Sustainable Plastics Will Make up More Than 15% of Production by 2030
23 April 2021
Future projections of a circular economy emphasize that a combination of recycled and bio-based resources will serve as a feedstock for plastic needs. However, in order for that idealistic future to be realized, there must be a major investment in new technologies, including advanced recycling tech and bio-based plastic capacity. In its new report, "The Sustainable Plastics Roadmap: Recycling, Bioplastics, and Alternatives," Lux Research forecasts the adoption of conventional and advanced recycling, bio-based plastics, and alternative materials and quantifies the impact of bans and other regulations to predict the future of sustainable plastics.
Single-use plastics are particularly in the crosshairs with consumers and regulators, and companies across a wide range of industries are trying to deploy sustainable solutions.
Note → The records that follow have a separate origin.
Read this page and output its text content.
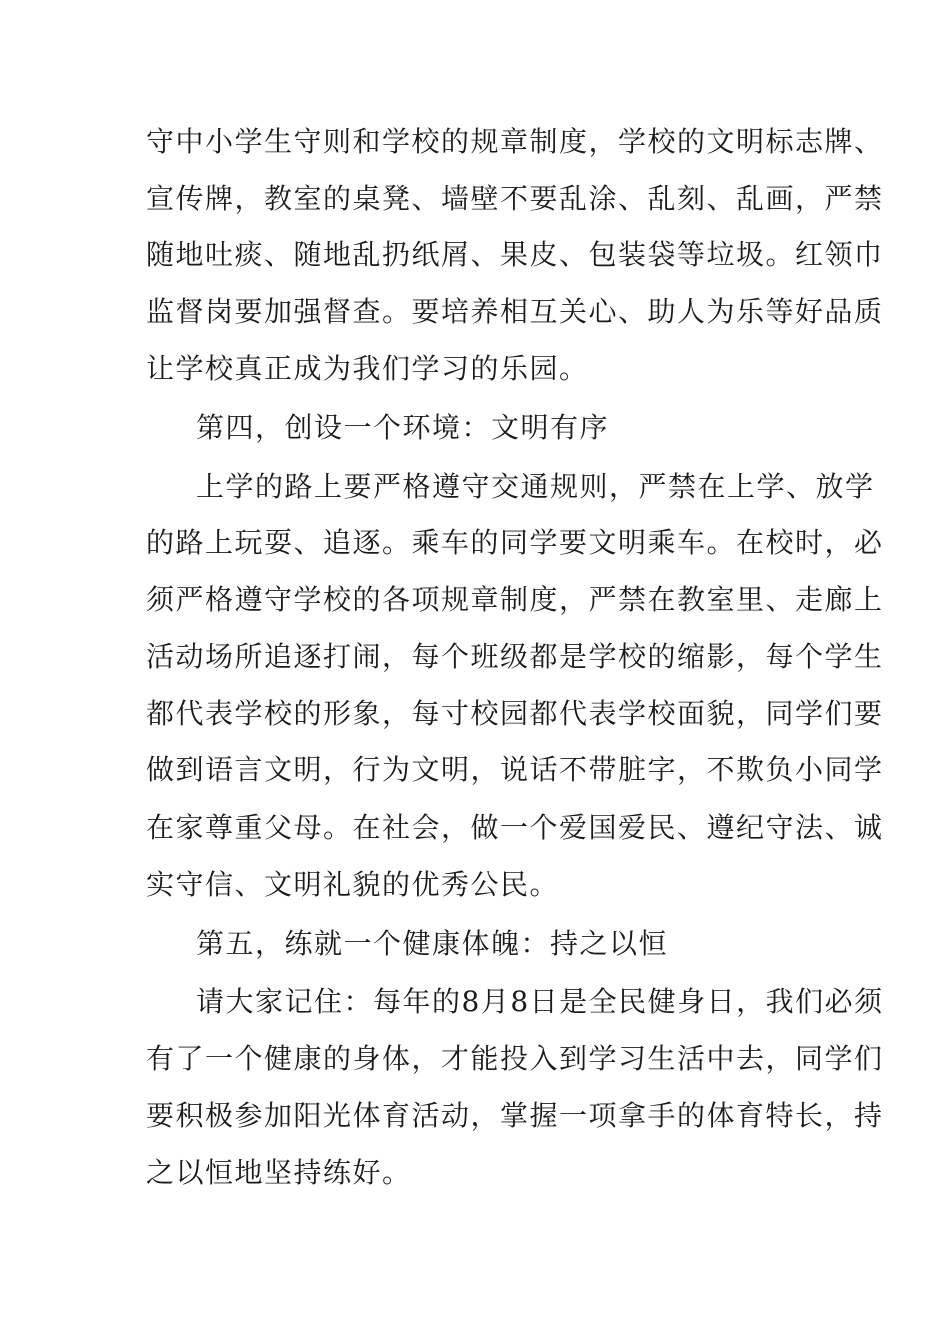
守中小学生守则和学校的规章制度，学校的文明标志牌、
宣传牌，教室的桌凳、墙壁不要乱涂、乱刻、乱画，严禁
随地吐痰、随地乱扔纸屑、果皮、包装袋等垃圾。红领巾
监督岗要加强督查。要培养相互关心、助人为乐等好品质
让学校真正成为我们学习的乐园。
第四，创设一个环境：文明有序
上学的路上要严格遵守交通规则，严禁在上学、放学
的路上玩耍、追逐。乘车的同学要文明乘车。在校时，必
须严格遵守学校的各项规章制度，严禁在教室里、走廊上
活动场所追逐打闹，每个班级都是学校的缩影，每个学生
都代表学校的形象，每寸校园都代表学校面貌，同学们要
做到语言文明，行为文明，说话不带脏字，不欺负小同学
在家尊重父母。在社会，做一个爱国爱民、遵纪守法、诚
实守信、文明礼貌的优秀公民。
第五，练就一个健康体魄：持之以恒
请大家记住：每年的8月8日是全民健身日，我们必须
有了一个健康的身体，才能投入到学习生活中去，同学们
要积极参加阳光体育活动，掌握一项拿手的体育特长，持
之以恒地坚持练好。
Both companies that produce plastics and those that use them in their products need to understand the outlook for sustainable plastics and alternatives in order to prepare their strategy.
Lux's new report explores the combined impact of new technologies and approaches on the six major commodity plastics – polyethylene terephthalate (PET), high-density polypropylene (HDPE), polyvinyl chloride (PVC), low-density polyethylene (LDPE), polypropylene (PP), and polystyrene (PS) – focusing on the impact of four major types of threats to conventional plastics production: recycling, bio-based polymers, legislation, and alternative materials like paper and metal.
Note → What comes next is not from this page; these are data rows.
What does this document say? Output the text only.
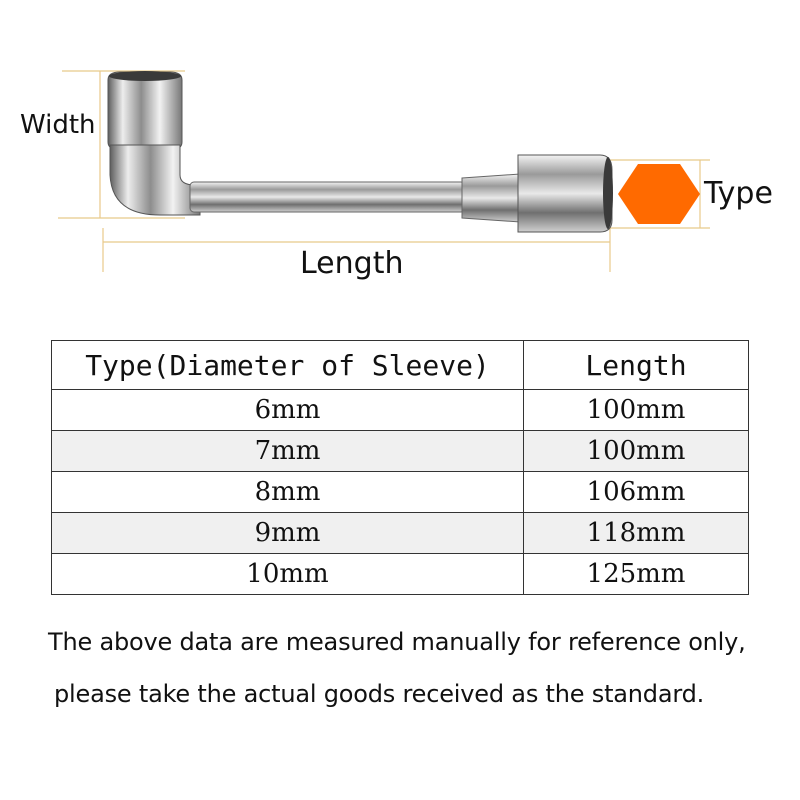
Width
Length
Type
Type(Diameter of Sleeve)	Length
6mm	100mm
7mm	100mm
8mm	106mm
9mm	118mm
10mm	125mm
The above data are measured manually for reference only,
please take the actual goods received as the standard.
"A combination of negative consumer sentiment about plastics, regulation, and a global focus on sustainability have combined to push the issue of plastics sustainability to the fore," explains Anthony Schiavo, Research Director at Lux. "In 2030, 15% of plastics will be sustainable, fueled primarily by a tripling of global plastics recycling along with strong regulatory action that bans the most problematic types of plastic products. Chemicals companies will face stagnating demand for oil-derived plastics – even including pyrolysis oil – and must invest in recycling to find growth in the plastics space."
Lux's initial modeling effort focused on four scenarios highlighting regional differences in policy and infrastructure. "Even in our most aggressive case, there are major unresolved issues with plastics sustainability," notes Schiavo. "In the likely case, we expect most groups to miss plastics sustainability goals despite making major strides on recycling and alternatives. In addition, the gaps between different types of plastic will grow: The global PET recycling rate could reach as high as 60%, but we expect very little progress in direct PP or PS recycling. Major practical challenges – like the difficulty of waste collection and sorting and the unprofitability of pyrolysis – will still remain in 2030. Companies that move quickly to build their own sustainable supply chains will find success, while those that wait for the ecosystem to fix these problems will be left behind."